21 marzo 2020: per noi inizia il secondo mese da reclusi in casa, ma per la Natura inizia la primavera, la stagione del risveglio dei sensi.
Festeggiamola con questa poesia birichina in dialetto ambrosiano di Carlo PORTA, con relativa traduzione per chi vive al di fuori della Cerchia dei Navigli.
Mentre scrivo sento la prima sirena di ambulanza del giorno.

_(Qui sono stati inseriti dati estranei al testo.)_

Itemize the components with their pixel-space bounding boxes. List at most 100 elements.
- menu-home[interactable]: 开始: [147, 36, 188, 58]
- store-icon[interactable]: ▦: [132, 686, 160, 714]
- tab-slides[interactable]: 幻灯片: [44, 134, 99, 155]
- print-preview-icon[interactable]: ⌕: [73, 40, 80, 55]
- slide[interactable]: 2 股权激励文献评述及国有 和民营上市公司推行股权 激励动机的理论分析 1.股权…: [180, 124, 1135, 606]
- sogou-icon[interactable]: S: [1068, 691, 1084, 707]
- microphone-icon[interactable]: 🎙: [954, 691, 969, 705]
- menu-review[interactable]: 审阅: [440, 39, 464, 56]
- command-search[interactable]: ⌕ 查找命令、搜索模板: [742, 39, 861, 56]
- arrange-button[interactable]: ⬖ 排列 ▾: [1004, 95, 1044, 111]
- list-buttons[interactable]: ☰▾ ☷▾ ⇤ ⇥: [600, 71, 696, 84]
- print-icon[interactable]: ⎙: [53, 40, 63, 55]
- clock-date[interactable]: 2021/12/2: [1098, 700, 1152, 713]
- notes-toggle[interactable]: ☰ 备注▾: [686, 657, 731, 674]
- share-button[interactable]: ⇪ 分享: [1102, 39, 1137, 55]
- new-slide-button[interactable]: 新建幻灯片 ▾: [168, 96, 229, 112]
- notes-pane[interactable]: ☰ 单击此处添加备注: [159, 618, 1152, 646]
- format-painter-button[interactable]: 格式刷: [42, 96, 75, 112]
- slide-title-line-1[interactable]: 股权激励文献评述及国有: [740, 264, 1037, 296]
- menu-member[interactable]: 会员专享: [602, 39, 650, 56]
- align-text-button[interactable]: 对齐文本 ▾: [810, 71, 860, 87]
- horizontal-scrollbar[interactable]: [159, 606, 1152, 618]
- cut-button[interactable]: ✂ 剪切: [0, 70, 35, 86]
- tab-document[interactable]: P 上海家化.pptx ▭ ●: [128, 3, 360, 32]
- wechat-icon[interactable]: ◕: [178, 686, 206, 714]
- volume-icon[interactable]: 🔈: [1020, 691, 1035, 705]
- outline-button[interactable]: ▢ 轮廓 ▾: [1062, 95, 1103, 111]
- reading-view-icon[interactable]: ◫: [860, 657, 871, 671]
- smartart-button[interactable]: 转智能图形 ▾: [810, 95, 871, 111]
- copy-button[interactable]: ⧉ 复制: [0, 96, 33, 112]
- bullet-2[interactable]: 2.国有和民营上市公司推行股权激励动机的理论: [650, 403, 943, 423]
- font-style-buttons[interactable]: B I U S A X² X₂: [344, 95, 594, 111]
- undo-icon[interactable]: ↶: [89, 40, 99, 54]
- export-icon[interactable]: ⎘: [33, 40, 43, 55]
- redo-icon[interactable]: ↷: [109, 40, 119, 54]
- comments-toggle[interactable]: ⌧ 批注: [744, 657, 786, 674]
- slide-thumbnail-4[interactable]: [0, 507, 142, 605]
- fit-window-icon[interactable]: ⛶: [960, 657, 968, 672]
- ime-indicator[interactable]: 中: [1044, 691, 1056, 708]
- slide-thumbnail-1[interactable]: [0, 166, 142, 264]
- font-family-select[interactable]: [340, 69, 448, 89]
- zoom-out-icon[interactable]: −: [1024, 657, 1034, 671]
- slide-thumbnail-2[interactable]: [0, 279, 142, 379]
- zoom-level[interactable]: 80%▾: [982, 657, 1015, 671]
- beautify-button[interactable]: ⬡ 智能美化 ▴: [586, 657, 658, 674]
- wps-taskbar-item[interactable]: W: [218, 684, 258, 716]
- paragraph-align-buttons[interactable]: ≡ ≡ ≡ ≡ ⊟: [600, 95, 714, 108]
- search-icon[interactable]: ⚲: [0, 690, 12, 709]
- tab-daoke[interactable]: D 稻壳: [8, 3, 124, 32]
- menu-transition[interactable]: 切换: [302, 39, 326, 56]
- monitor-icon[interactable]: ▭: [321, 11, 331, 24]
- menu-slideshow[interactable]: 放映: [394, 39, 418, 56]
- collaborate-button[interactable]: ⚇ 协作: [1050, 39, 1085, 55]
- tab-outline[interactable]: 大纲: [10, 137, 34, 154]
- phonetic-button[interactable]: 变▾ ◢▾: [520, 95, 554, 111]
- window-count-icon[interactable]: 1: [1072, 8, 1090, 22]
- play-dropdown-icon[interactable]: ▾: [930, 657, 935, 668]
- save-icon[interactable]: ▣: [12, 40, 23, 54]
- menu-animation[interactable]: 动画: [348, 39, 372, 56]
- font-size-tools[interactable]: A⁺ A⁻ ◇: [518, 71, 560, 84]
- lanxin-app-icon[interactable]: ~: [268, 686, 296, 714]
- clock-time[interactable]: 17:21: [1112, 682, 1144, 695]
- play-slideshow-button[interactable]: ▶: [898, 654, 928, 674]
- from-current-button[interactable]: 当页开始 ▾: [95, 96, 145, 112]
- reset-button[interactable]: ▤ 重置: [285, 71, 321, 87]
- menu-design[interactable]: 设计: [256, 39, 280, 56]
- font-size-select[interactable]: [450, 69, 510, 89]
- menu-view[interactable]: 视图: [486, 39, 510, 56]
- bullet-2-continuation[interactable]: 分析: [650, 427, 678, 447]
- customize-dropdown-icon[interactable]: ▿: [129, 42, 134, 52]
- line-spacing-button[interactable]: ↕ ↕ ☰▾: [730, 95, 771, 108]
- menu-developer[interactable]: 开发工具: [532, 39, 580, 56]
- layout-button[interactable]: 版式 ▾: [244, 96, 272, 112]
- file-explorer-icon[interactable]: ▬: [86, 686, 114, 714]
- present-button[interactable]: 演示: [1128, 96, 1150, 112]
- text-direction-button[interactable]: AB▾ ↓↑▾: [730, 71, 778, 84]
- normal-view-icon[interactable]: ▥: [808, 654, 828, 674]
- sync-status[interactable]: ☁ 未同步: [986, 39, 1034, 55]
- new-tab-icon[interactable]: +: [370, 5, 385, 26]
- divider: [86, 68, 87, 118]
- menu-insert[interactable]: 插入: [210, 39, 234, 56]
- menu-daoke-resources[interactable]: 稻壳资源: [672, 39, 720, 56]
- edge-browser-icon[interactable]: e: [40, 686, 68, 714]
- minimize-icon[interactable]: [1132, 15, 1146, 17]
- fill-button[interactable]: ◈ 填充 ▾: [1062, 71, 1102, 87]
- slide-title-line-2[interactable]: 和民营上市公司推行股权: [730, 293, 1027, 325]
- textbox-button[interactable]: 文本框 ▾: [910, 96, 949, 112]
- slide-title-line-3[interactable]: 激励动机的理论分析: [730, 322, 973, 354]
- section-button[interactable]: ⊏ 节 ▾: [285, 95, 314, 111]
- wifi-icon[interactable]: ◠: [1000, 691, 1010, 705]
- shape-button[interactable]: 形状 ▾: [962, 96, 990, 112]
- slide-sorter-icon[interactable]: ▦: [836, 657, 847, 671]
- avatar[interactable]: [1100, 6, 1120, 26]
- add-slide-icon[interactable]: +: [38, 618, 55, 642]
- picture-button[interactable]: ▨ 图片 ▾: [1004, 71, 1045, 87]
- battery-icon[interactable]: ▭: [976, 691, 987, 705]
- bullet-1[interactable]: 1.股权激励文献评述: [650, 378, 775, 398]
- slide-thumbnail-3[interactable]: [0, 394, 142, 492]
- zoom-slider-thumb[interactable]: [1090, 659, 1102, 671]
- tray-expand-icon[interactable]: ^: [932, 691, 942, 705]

Dormiven dò tosann tutt dò attaccaa
Alla stanza de lecc della mammina,
Vergin istess tutt dò, ma in quella etaa
che comenza a spiurigh la passarina;

Tant che a dispett della verginitaa
Faven tra lor di cunt ona mattina
Sul gust che pò dà on cazz bell e tiraa
E sulla forma che pò fagh pù mina.

Vuna la dava el vant al curt e al gross,
L'oltra al lungh e suttil, e in del descor
Diseven e prò e contra di bej coss;

Quand, stuffa, la mammina la se mett
A sbraggià a quanta vos: Cossa san lor?
Dur, e ch'el dura, e citto vessighett.

(Dormivano, due ragazze, tutt'e due accanto alla stanza da letto della mammina, vergini tutt'e due ugualmente, ma in quell'età che incomincia a prudergli la passerina;
Sicché a dispetto della verginità una mattina facevano dei conti tra loro sul gusto che può dare un cazzo bene in tiro e sulla forma che gli può dare più bel sembiante.
L'una dava il vanto al corto e grosso, l'altra al lungo e sottile, e nel discorrere dicevano delle belle cose pro e contro,
Quando, stufa, la mammina si mette a gridare a tutta voce: "Cosa ne sanno loro? duro e che duri, e zitte smorfiosette".)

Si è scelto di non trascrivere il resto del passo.